There has been a resurgence of popularity on a post about how an AI system came up with horrible recipes for humans, including the infamous swamp peef (I don’t know what that means either and a Google search on it will take you don’t some dark alleys).
We might think this is stupid AI but what we’re evaluating is the results of the process. What we need to understand is how the AI was trained. If we think of the results being the combination of the AI’s fundamental learning systems plus its training data, we can see how it could easily come up with such a result.
The results are similar if you read a poorly translated menu (think Engrish).
As more people start to use tools like Tensor Flow for building machine learning into different language-based applications, we’re likely going to see many more of these ridiculous scenarios.

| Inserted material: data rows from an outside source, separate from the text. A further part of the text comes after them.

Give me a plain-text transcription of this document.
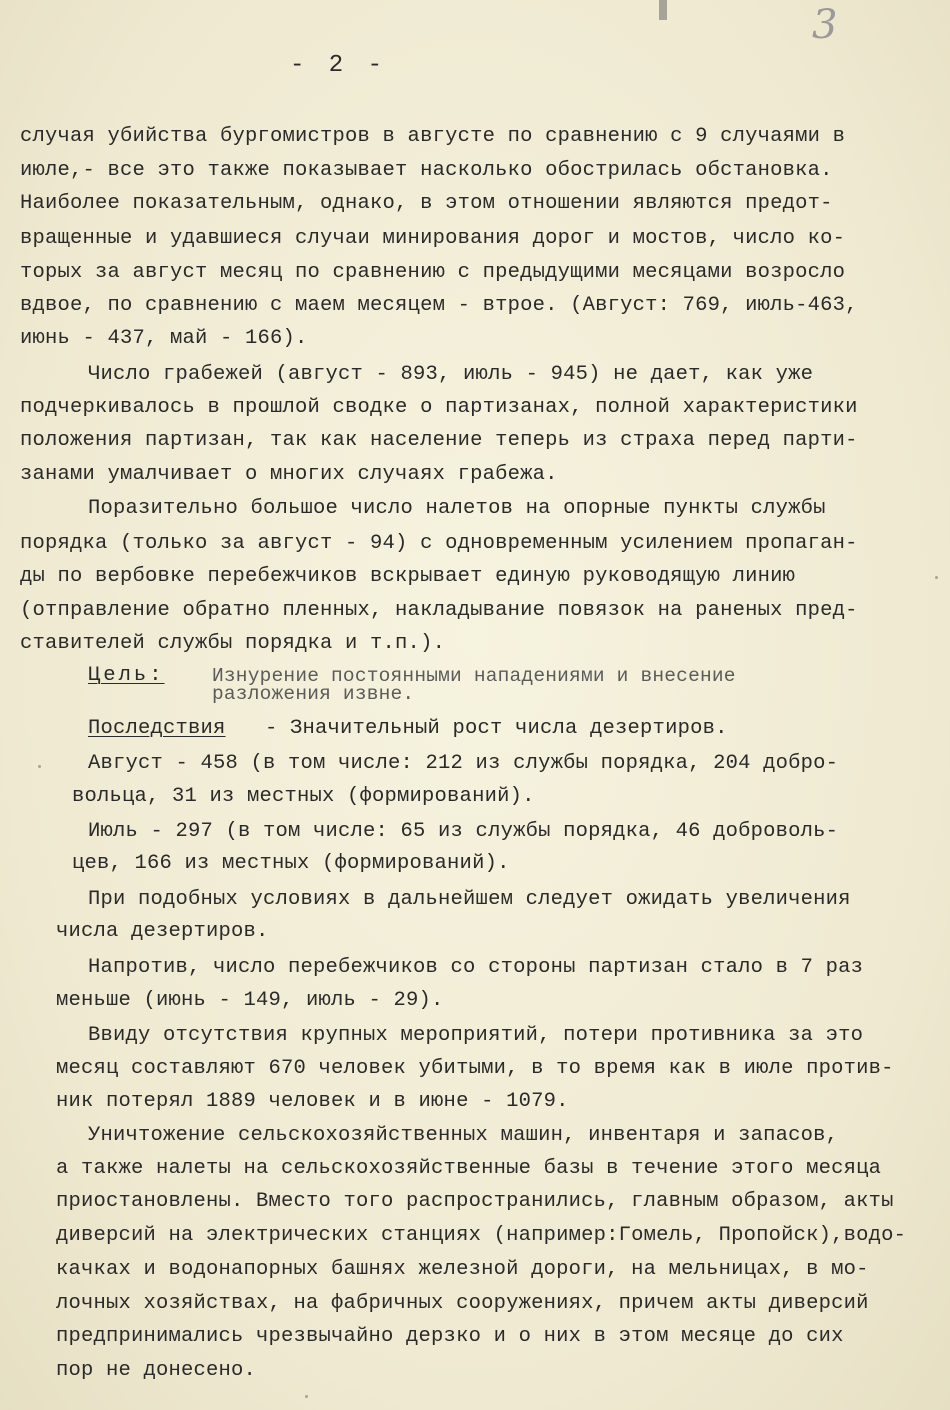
3
- 2 -
случая убийства бургомистров в августе по сравнению с 9 случаями в
июле,- все это также показывает насколько обострилась обстановка.
Наиболее показательным, однако, в этом отношении являются предот-
вращенные и удавшиеся случаи минирования дорог и мостов, число ко-
торых за август месяц по сравнению с предыдущими месяцами возросло
вдвое, по сравнению с маем месяцем - втрое. (Август: 769, июль-463,
июнь - 437, май - 166).
Число грабежей (август - 893, июль - 945) не дает, как уже
подчеркивалось в прошлой сводке о партизанах, полной характеристики
положения партизан, так как население теперь из страха перед парти-
занами умалчивает о многих случаях грабежа.
Поразительно большое число налетов на опорные пункты службы
порядка (только за август - 94) с одновременным усилением пропаган-
ды по вербовке перебежчиков вскрывает единую руководящую линию
(отправление обратно пленных, накладывание повязок на раненых пред-
ставителей службы порядка и т.п.).
Цель: Изнурение постоянными нападениями и внесение
разложения извне.
Последствия - Значительный рост числа дезертиров.
Август - 458 (в том числе: 212 из службы порядка, 204 добро-
вольца, 31 из местных (формирований).
Июль - 297 (в том числе: 65 из службы порядка, 46 доброволь-
цев, 166 из местных (формирований).
При подобных условиях в дальнейшем следует ожидать увеличения
числа дезертиров.
Напротив, число перебежчиков со стороны партизан стало в 7 раз
меньше (июнь - 149, июль - 29).
Ввиду отсутствия крупных мероприятий, потери противника за это
месяц составляют 670 человек убитыми, в то время как в июле против-
ник потерял 1889 человек и в июне - 1079.
Уничтожение сельскохозяйственных машин, инвентаря и запасов,
а также налеты на сельскохозяйственные базы в течение этого месяца
приостановлены. Вместо того распространились, главным образом, акты
диверсий на электрических станциях (например:Гомель, Пропойск),водо-
качках и водонапорных башнях железной дороги, на мельницах, в мо-
лочных хозяйствах, на фабричных сооружениях, причем акты диверсий
предпринимались чрезвычайно дерзко и о них в этом месяце до сих
пор не донесено.
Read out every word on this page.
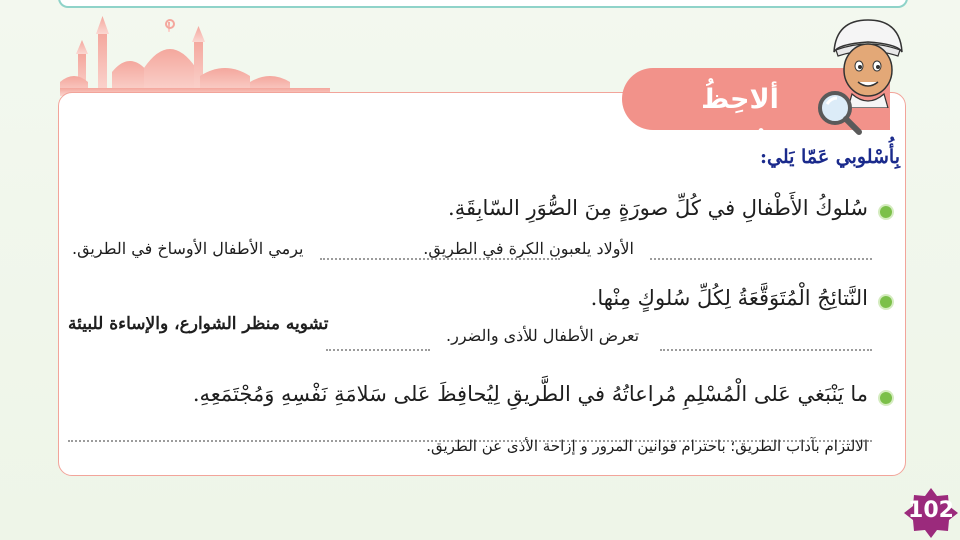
ألاحِظُ وَأُعَبِّرُ:
بِأُسْلوبي عَمّا يَلي:
سُلوكُ الأَطْفالِ في كُلِّ صورَةٍ مِنَ الصُّوَرِ السّابِقَةِ.
الأولاد يلعبون الكرة في الطريق.
يرمي الأطفال الأوساخ في الطريق.
النَّتائِجُ الْمُتَوَقَّعَةُ لِكُلِّ سُلوكٍ مِنْها.
تعرض الأطفال للأذى والضرر.
تشويه منظر الشوارع، والإساءة للبيئة
ما يَنْبَغي عَلى الْمُسْلِمِ مُراعاتُهُ في الطَّريقِ لِيُحافِظَ عَلى سَلامَةِ نَفْسِهِ وَمُجْتَمَعِهِ.
الالتزام بآداب الطريق؛ باحترام قوانين المرور و إزاحة الأذى عن الطريق.
102
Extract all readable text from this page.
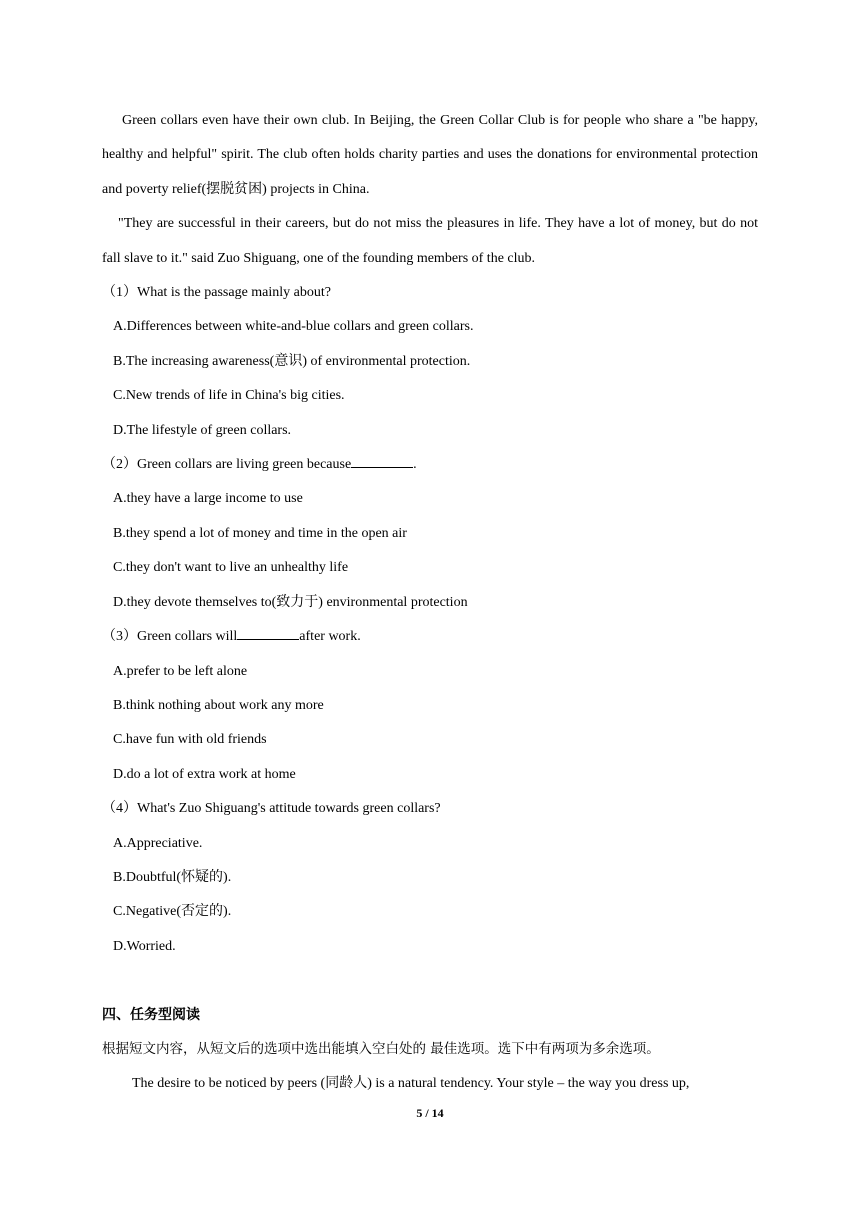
Green collars even have their own club. In Beijing, the Green Collar Club is for people who share a "be happy, healthy and helpful" spirit. The club often holds charity parties and uses the donations for environmental protection and poverty relief(摆脱贫困) projects in China.

"They are successful in their careers, but do not miss the pleasures in life. They have a lot of money, but do not fall slave to it." said Zuo Shiguang, one of the founding members of the club.

（1）What is the passage mainly about?

A.Differences between white-and-blue collars and green collars.

B.The increasing awareness(意识) of environmental protection.

C.New trends of life in China's big cities.

D.The lifestyle of green collars.

（2）Green collars are living green because	.

A.they have a large income to use

B.they spend a lot of money and time in the open air

C.they don't want to live an unhealthy life

D.they devote themselves to(致力于) environmental protection

（3）Green collars will	after work.

A.prefer to be left alone

B.think nothing about work any more

C.have fun with old friends

D.do a lot of extra work at home

（4）What's Zuo Shiguang's attitude towards green collars?

A.Appreciative.

B.Doubtful(怀疑的).

C.Negative(否定的).

D.Worried.

四、任务型阅读

根据短文内容，从短文后的选项中选出能填入空白处的 最佳选项。选下中有两项为多余选项。

The desire to be noticed by peers (同龄人) is a natural tendency. Your style – the way you dress up,

5 / 14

In language applications, nuance is very important and not an easy thing to get from an AI system. What’s more effective is to use structured information to come up with tools that can then be used by humans who have the final say in editing.
Take Chef Watson for example — www.ibmchefwatson.com.
With their tool, you can pick any three ingredients and it will suggest the fourth. Of course, you can also pick the fourth and it will tell you the dish’s “synergy”. An easy hack is to use chocolate or bacon as the final ingredient — apparently these are always synergistic.
Chef Watson uses machine learning against an ingested database of thousands of cookbooks to see what matches. In the end, it’s AI (which is really just a calculator) is great to get ideas but use your judgement in making a final call.
If we’re to avoid Swamp Peef or incidents like those of Microsoft’s Tay.ai then we need to make sure we’re teaching the right materials.